Building an index factory with disruption, Ethereum and tokenisaton
Maarten Ectors is a man of many parts, mostly disruptive. He has worked in general insurance but sees the benefits that decentralized insurance can offer customers.
“Insurance must find new ways to become relevant and engage with its customers. Disrupting means making things easier for customers, automating claims, and using smart contracts to fulfil obligations without lengthy manual interventions for example.”
Modern insurance is often seen as a grudge necessity, it’s a win lose relationship according to Ectors.
“If the insurer pays, then the customer wins and if the insurer doesn’t pay, they win but the customer loses. This model does not allow for a win win resolution – so as a software engineer that’s where I focus.
Ectors is fascinated by blockchain and the new ways of looking at processes. He was presenting at DEVCON1 in 2016 where he first heard about blockchain, Ethereum, drones and DAOs.
“I met some amazing people, including the founders of Slock.it who set up the Ethereum DAO. This was in 2016 and everything was very new but what interested me was that they turned down VC money. They knew they could raise their own money and they did it to the tune of $150 million – and lost $50 million of that to a hacker which was the biggest crypto hack in history at the time.”
Disruption, Ethereum and tokenisaton. The last was a natural diversion for Ectors as he looked to police the somewhat shady and emerging world of carbon offsetting.
“We all know carbon offsetting is a good thing, but can we trust the chain of command? How do we know that projects in emerging countries are doing what is claimed? Where are the trackers and truth keepers? For that we have tokenisation – on the blockchain.”
Finally there is one other area of interest to our man of many parts – NFTs and metaverses.
“We are witnessing Web2 companies looking to use tokens to connect with their customers. It’s a token solution looking for a problem if you will. Brands will create content, licences it and then put it into a game, into a metaverse and off the billboards. NFTs will facilitate this.”
And so we finally get to Pollen and the why Ectors found this project so interesting. He joined in October just after the initial founders put the project together. It’s all about the money, follow the money.
“Take a step back,” Ectors advises. “Ten years ago if you had money it was relatively easy to invest through a broker or asset manager. Then Warren Buffet came along and burst the bubble pointing out that most of the managers never beat the market. So the next opportunity was indexed funds which were expected to go up – continually. Except that is not sustainable so where can money go now?
“So, why not create an index token that gets invested in such a way to beat the market. But if the market goes down, then you go short. If the market goes up, you go long. And what if we can make something that the investors pay gas fees to rebalance their assets? And that last part is the key to Pollen.”

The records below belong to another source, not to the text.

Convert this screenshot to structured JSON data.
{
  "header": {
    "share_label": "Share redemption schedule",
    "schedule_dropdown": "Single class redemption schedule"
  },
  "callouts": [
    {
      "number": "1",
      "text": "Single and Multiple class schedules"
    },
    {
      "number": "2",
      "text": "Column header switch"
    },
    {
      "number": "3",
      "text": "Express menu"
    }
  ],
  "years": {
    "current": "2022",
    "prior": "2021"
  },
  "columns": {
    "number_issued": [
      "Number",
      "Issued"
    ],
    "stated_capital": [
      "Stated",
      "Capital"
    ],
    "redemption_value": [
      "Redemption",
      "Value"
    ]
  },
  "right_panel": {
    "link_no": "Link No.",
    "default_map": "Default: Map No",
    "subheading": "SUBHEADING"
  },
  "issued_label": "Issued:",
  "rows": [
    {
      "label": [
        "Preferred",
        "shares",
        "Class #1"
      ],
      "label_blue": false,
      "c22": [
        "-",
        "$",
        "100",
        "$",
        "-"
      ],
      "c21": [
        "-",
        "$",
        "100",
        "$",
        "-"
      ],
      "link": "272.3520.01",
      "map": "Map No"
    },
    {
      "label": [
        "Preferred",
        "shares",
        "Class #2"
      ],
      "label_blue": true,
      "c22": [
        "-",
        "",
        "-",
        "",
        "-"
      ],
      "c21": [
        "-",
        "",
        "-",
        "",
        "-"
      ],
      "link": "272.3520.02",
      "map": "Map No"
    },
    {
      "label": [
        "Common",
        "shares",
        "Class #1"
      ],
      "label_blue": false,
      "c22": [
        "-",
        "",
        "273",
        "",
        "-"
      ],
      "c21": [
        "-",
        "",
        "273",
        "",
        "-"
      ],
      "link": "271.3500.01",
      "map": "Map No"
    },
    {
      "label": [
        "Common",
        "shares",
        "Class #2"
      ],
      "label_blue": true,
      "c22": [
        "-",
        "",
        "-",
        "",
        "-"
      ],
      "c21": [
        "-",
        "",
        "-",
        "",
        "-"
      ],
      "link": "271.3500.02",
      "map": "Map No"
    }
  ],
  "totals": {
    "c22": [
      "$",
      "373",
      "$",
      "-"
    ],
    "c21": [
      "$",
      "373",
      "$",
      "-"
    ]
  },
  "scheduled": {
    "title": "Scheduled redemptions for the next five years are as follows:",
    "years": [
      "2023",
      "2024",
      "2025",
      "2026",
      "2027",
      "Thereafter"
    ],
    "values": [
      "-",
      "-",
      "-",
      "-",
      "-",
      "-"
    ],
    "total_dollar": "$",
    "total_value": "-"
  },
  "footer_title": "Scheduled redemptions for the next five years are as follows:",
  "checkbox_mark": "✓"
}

Pollen has divided the problem of how to invest money into two parts, the second part being copied from traditional finance, namely copy trading. They have set up leader boards so successful traders are easily seen – and copied. These successful players make a percentage from their followers once they are successful. Pollen calls it copying the influencer model on YouTube.
But even a successful trader will hit a bum note, so Pollen takes the top say 50 traders and combines their collective intelligence – a format which has proven to be on the more successful approach.
“So on one hand you have people following experts to see what they will do collectively – and that delivers data. Then on the other side, we have an index that takes that data and invests – and users can just buy the index token based on the data.
“We’re not building an index, we are building an index factory.”
Pollen can also make very specific indexes to keep people interested and reward niche information.
“Having a virtual league also allows people to set up mini leagues which might be Oxford versus Cambridge for example, or family and friends could set up their own particular leagues.”
The more people polled on what the market will do, any market, the more accurate the results.
“If you are an investor in ECO tokens, you could ask the top 50 ECO traders their advice daily, which tokens should you hold and which would you sell. It’s why we call it the Hive mind. Pollen is more of an ecosystem than a product with room for DeFi investors, ECO investors, collectible investors – you name it.”
Pollen also offers the concepts of vaults where unused tokens could be held in yield generating vaults – swapping the tokens in and out like Lego pieces – and can facilitate the presence of regulated custodians or third parties in a regulated environment or an open-source free foundation.
This is why Ectors is so interested in Pollen – it has the potential to grow in many different directions.
“I like to start with something small that can change the world – a small startup that might address a $10 trillion index fund market. And it can because it is transparent.”
Right now, people can go to the Pollen app at app.pollen.id and play a virtual trading game – and discover if they have what it takes to go up the leaderboard without risking any money.
“It’s a chance to see if you can specialise in one niche area or set up a rival league with friends.
“Are you the good, the bad or the ugly trader?”